THE ROWAN TREE – Kolar’s Gold (own label)

Kolar's GoldI’m not suggesting a trend, you understand, but there is some exciting music coming out of the west of England at the moment, not least this album. The Rowan Tree are a Cornish quintet: Tom Fosten, Neal Jolly, Richard Tretheway, Laura Garcia and Richard Morgan, Actually there are more than sixty musicians on Kolar’s Gold if you count Camborne Town Band and the record is part of a much bigger multi-media project.

I first listened to Kolar’s Gold while driving without reading any notes and was surprised by the blend of styles: traditional folk and rock alongside what you might call modern arrangements and the music of southern Asia. In fact, it tells the story of Cornish miners – Cousin Jacks – and their families who left home to work the Kolar Gold Field of southern India and also of the community into which they became integrated.

The album opens with the instrumental ‘SS Carthage’, named after one of the ships that carried the emigrants to India. The music here is western as the journey begins but the second track, a 19th century Cornish song features Venky DC on tabla and the traditional ’10,000 Miles’ has Harsha Ranjini sharing lead vocals with Laura. Now we are nearly there. ‘Lead Kindly Light’ uses only the chorus of the old hymn – Laura wrote the verses – and the arrangement is firmly in the hands of Venky DC. This time Nyla Saldanha shares the lead vocals over the drones of organ and traditional Indian instruments. ‘Miner Jolly’, an instrumental written by Neal, refers to an unpleasant story and although there are no words, I suspect that Venky DC’s “vocal percussion” may conceal more than he’s letting on.

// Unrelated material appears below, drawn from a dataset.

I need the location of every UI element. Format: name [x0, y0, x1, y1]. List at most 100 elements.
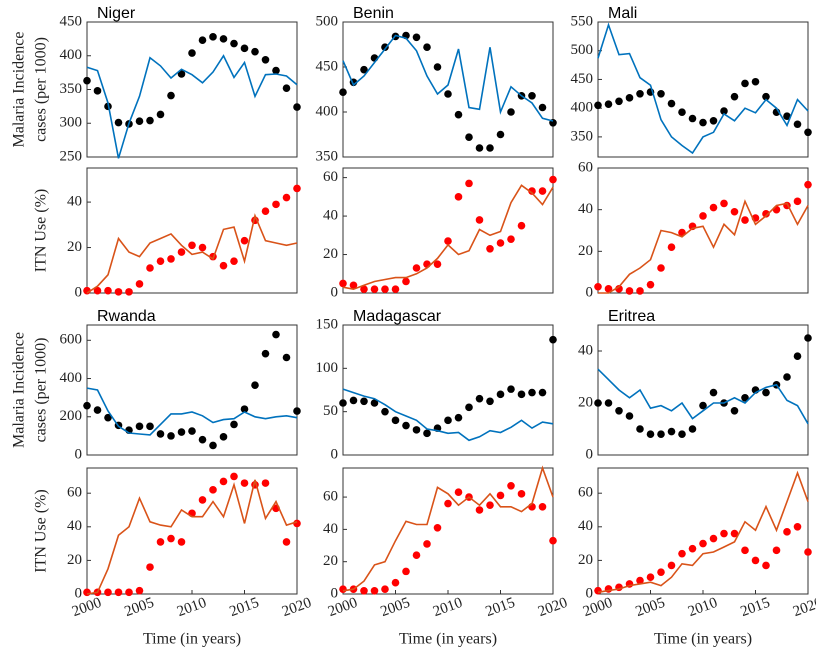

‘Man Of Letters’ tells a happier tale but then we come to ‘And Am I Born To Die’ in tribute to the many miners – mostly Indian – who died in the gold fields. Originally an English hymn it is transformed by a chorus of Indian voices with flute, veena, violin and percussion. Finally, ‘Treasure’ completes the circle by linking the voices of two men and two women reflecting on their lives over Tom’s music.

Kolar’s Gold came as an unexpected delight and one that reveals its story slowly as the listener’s understanding grows. Hear it if you can.